Milan is renowned for the its sophisticated interior design and stylish apartments but even amid such a refined context, this renovated apartment on Corso Sempione stands out in its trend-defying originality, decorative panache and refreshing glamour, courtesy of Turin-based design duo Marcante-Testa. Andrea Marcante and Adelaide Testa are known for boldly combining contradictory styles into thrilling interiors, guided by their impeccable taste and eye for detail, and fuelled by their ability to never take themselves too seriously, and Teorema Milanese, as the project is called, is no exception. Housed in a late 1960s residential block, the apartment is a typical bourgeois Milanese home but there’s nothing typical, conventional or expected in Marcante and Testa’s striking interior design. Creatively interweaving décor and architecture, retro and contemporary references, and luxury and everyday materials, Teorema Milanese both confounds and enchants with its audacious charm.
The designers have kept the apartment’s classic layout, a central corridor linking the various rooms, albeit in a deconstructed form, intact. Different marble flooring and custom-designed semi-transparent screens delineate different functional zones within the living area while ensuring visual connection between them. The result is a unified space made out of discretely defined areas, namely an entrance vestibule, a lounge and a dining area.
A refreshing aspect of Marcante and Testa’s interior design is their focus on the apartment’s ceilings, which according to them is the most neglected area in the field of interior design. Crowing the sitting area, a large restored circular ceiling rose alludes to the rich ornamentation of Milanese interiors of yesteryear, but at the same time, its deconstructed, modernist design harmoniously blends in with the contemporary sense of the overall interior design.

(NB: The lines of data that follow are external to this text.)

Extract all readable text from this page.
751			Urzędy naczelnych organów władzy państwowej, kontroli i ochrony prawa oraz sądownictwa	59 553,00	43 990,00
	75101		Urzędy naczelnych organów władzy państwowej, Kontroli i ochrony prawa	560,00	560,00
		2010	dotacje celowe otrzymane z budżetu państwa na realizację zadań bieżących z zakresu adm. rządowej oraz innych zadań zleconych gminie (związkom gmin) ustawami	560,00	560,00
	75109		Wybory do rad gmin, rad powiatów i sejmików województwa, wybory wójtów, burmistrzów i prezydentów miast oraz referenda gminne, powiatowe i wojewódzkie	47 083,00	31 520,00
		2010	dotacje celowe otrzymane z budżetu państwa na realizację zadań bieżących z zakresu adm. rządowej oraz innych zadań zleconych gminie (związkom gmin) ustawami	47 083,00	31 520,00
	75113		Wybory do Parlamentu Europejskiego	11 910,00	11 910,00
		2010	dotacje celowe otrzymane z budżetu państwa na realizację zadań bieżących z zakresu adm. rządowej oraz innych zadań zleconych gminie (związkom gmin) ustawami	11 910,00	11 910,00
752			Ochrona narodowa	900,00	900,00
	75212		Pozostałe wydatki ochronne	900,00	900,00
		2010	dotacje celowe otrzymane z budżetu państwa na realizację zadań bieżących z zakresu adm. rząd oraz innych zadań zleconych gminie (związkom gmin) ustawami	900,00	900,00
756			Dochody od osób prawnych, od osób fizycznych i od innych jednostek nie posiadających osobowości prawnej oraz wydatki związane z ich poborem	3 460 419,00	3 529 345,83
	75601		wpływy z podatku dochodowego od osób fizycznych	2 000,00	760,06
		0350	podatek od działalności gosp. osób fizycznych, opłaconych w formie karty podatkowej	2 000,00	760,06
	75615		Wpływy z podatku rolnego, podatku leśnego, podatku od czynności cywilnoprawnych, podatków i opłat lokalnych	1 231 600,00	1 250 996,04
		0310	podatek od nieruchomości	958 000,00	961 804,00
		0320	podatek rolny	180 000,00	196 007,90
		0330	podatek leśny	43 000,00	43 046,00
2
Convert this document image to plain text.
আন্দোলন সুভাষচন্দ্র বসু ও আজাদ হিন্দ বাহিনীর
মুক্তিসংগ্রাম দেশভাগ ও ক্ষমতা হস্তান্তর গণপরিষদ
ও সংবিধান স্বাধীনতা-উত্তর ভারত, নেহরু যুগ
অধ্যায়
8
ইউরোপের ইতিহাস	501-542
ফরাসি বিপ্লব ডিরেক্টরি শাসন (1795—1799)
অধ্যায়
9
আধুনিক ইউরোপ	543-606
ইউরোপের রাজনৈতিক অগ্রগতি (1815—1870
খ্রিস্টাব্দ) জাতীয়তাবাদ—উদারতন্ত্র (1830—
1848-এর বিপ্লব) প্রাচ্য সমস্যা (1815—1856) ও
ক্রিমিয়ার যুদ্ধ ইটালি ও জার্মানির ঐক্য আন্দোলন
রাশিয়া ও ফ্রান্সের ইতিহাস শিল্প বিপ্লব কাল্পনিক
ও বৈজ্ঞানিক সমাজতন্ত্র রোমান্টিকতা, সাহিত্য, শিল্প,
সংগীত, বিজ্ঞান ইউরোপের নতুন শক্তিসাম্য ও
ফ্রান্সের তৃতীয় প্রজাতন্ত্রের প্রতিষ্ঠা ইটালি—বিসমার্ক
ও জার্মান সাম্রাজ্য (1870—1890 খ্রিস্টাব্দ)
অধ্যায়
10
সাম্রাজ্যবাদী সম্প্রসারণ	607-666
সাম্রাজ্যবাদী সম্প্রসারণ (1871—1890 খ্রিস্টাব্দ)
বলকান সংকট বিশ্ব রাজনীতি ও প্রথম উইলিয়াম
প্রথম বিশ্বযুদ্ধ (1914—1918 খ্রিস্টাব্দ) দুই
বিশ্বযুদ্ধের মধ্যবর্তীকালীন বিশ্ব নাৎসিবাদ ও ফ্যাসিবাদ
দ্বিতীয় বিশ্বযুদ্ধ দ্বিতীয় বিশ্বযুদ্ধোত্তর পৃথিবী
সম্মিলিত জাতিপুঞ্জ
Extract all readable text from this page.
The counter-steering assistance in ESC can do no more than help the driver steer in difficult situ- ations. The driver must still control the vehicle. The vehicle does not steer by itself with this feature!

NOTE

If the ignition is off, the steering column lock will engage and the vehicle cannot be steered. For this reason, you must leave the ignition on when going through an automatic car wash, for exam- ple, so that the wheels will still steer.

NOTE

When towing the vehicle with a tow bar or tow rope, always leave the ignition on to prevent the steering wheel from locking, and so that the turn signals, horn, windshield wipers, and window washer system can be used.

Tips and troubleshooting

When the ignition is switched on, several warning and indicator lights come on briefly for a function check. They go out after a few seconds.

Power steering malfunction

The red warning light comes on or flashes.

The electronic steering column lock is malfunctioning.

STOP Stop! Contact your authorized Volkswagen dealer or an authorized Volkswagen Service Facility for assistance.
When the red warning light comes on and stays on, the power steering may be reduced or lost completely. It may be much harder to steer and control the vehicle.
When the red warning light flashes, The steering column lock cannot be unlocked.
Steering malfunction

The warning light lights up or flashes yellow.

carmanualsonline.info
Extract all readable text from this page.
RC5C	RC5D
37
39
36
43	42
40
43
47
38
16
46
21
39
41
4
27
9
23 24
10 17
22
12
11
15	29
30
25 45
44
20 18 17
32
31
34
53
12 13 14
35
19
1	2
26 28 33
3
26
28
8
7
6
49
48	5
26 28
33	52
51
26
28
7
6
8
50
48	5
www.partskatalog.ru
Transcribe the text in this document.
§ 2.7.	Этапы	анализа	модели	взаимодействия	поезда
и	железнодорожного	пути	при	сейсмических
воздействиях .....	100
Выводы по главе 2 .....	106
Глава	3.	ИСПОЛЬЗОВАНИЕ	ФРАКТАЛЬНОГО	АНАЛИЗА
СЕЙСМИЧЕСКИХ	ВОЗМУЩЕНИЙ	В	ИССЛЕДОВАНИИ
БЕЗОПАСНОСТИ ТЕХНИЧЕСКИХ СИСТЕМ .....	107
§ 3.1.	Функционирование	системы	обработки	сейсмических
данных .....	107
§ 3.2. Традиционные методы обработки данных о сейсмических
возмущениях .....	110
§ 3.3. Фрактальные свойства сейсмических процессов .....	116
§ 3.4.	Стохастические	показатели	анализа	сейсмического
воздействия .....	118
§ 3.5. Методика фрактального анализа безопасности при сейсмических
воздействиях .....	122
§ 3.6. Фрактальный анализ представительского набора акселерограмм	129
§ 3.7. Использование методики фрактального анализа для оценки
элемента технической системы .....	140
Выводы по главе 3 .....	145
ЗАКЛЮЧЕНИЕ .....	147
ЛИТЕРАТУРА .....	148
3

The sense of spatial continuity is enhanced by the extensive use of marble whose sumptuous lustre is not just limited to the floors. Uniting the entrance hall, the lounge and kitchen down the hallway, “Cipollino Tirreno”, a richly veined white and blue marble, extends from the floor to the walls and ceiling, boldly framing the views of the city in the sitting room. In the dining area, the intense dark green “Verde Alpi” marble carpets the floor, its electrifying veining hemmed in by discrete geometric patterns, while also adorning the walls in the form of wainscoting and even a shelf. Such industrious use of marble, which continues in the bathroom with the grey and red “Salomè” acting both as a luxurious backdrop and base for the washbasin, graphically encapsulates the architects’ goal to efface the distinction between decoration and architecture.
Perhaps the most indicative feature showcasing the architectural agency of the décor however is the bespoke brass and glass screen separating the dining area from the hallway that seems to have sprung up from the brass floor joints. Encompassing - within its geometric design - a discrete storage area, a mirror and a shelf, the screen is “anchored” by two brass arms that visually connect the apartment’s entrance, the kitchen and the living area.
The luxurious material palette, which apart from marble and brass also includes rich upholstery and elegant wallpapers, is purposefully juxtaposed with “humble” materials like cement tiles, colourfully painted metallic structures, and laminate which is used for bespoke cupboards, storage cabinets and bath furnishings. Along with the original parquet flooring, which is whimsically adorned with opaque resin coatings, such “humble” materials allude to the building’s 1960s origins, as do an eclectic collection of light fittings and other decorative pieces. The 1960s vibe is complemented by a series of stylistic references, from Art Deco to the 1980s Memphis Group, filtered through a contemprary lens of sophisticated finesse.
The creative tension between luxurious and everyday materials is further echoed by the juxtaposition of colours and textures throughout the apartment, as well as the furniture selection which encompasses both 20th-century and contemporary pieces in a bold gesture that marries modernity with tradition, perefectly summing up the architects’ “Milanese theorem”.